For Workday’s Leach, success today requires a digital dream team to be formed where the CFO, CHRO, and CIO design a set of unified KPIs on workplace performance. “The teams need to use collaboration tools for agile sprints that help dynamically solve for the big issues,” he added.
Making it work
Forrester predicts that one in three firms that make a new shift to hybrid work models will fail. Forrester’s chief research officer, Sharyn Leaver says business leaders are grappling with big employee-related questions right now.
Forrester predicts that only 10% of firms will shift to a fully remote model, and 30% will go back to a fully in-office model. The remaining 60% of firms will shift to a hybrid model, and one-third of those firms will fail in their first attempt at anywhere work.
“Why? Because shifting to a hybrid model while still designing meetings, job roles, and promotion opportunities around face-to-face experiences will send productivity plummeting and lead execs to question the model instead of the processes they cling to,” explained Leaver.
Nutanix’s Young says security, collaboration and employee engagement can all be potential barriers to the success of a hybrid workplace model.

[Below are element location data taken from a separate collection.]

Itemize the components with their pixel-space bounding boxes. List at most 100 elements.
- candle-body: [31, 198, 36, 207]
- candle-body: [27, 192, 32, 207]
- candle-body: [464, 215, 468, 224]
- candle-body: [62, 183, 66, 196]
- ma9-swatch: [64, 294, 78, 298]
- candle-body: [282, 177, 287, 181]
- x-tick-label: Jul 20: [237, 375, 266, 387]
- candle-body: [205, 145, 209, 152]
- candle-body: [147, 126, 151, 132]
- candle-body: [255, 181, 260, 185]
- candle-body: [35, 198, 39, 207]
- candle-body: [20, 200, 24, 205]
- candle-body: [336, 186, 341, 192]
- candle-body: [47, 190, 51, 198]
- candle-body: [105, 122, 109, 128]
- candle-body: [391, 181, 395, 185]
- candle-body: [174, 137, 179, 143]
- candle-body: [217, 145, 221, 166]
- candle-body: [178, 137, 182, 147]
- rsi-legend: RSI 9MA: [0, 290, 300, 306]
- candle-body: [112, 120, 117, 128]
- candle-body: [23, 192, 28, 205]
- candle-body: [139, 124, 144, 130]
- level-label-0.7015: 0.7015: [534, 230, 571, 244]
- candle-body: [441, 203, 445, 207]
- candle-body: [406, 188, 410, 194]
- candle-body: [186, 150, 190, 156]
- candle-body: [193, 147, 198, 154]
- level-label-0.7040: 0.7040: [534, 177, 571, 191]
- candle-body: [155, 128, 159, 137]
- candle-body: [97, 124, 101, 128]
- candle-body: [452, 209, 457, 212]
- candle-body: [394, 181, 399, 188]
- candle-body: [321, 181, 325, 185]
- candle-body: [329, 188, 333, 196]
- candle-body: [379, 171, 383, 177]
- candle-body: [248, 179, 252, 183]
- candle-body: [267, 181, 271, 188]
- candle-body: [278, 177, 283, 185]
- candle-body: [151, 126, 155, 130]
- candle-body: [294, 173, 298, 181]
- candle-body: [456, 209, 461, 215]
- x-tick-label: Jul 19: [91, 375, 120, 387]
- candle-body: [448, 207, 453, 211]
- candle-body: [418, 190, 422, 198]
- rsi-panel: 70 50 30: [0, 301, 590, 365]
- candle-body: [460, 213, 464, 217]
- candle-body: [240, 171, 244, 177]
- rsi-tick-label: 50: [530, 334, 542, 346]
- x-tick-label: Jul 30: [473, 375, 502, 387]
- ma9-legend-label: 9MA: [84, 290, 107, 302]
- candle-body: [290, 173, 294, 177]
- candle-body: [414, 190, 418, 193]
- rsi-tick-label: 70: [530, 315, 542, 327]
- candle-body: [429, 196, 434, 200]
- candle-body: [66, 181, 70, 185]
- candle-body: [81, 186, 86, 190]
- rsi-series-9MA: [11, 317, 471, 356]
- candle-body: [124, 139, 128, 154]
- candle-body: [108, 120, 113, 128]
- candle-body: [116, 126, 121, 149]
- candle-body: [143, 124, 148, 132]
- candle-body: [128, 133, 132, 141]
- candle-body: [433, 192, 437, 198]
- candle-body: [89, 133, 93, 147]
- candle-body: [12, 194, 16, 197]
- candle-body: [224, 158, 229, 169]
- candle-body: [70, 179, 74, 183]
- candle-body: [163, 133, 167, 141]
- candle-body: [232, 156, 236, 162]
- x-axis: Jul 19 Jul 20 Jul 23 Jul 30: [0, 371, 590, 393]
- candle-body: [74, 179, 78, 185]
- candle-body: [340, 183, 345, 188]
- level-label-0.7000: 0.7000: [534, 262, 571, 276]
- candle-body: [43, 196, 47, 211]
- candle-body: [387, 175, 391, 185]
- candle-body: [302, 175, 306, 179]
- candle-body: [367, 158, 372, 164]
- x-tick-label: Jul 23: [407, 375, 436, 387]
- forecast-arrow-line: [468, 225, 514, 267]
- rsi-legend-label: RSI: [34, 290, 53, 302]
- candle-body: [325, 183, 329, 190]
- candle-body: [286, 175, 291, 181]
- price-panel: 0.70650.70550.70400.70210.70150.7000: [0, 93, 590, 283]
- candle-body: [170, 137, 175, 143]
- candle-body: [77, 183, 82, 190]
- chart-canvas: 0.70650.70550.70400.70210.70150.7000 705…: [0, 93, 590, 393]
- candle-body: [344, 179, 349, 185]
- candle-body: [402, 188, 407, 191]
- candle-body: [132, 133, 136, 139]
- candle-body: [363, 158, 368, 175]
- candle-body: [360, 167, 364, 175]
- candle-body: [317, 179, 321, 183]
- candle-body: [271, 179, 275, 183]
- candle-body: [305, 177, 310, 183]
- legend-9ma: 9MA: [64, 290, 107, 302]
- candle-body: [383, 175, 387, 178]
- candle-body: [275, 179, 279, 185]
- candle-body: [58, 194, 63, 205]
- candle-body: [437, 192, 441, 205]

He cited learnings from the early days of the pandemic when many organisations were not able to address these challenges adequately.
“Only businesses that had already modernised their infrastructures were equipped to transition employees to remote work without compromising essential issues such as security and seamless access to applications and resources on the corporate network."
Matt Young
“Flexibility is key as organisations or local requirements change. IT infrastructure needs to be able to seamlessly adapt while maintaining the employee experience,” concluded Young.
Citing the results of the Cisco Global Hybrid Work Study 2022, Ching said only a quarter of employees feel their employer is very prepared for the future of hybrid work. “Employees feel their companies are most prepared with investment in technology but they lack employee support and related policies or processes, which tells that companies are yet to fully commit to it,” he opined.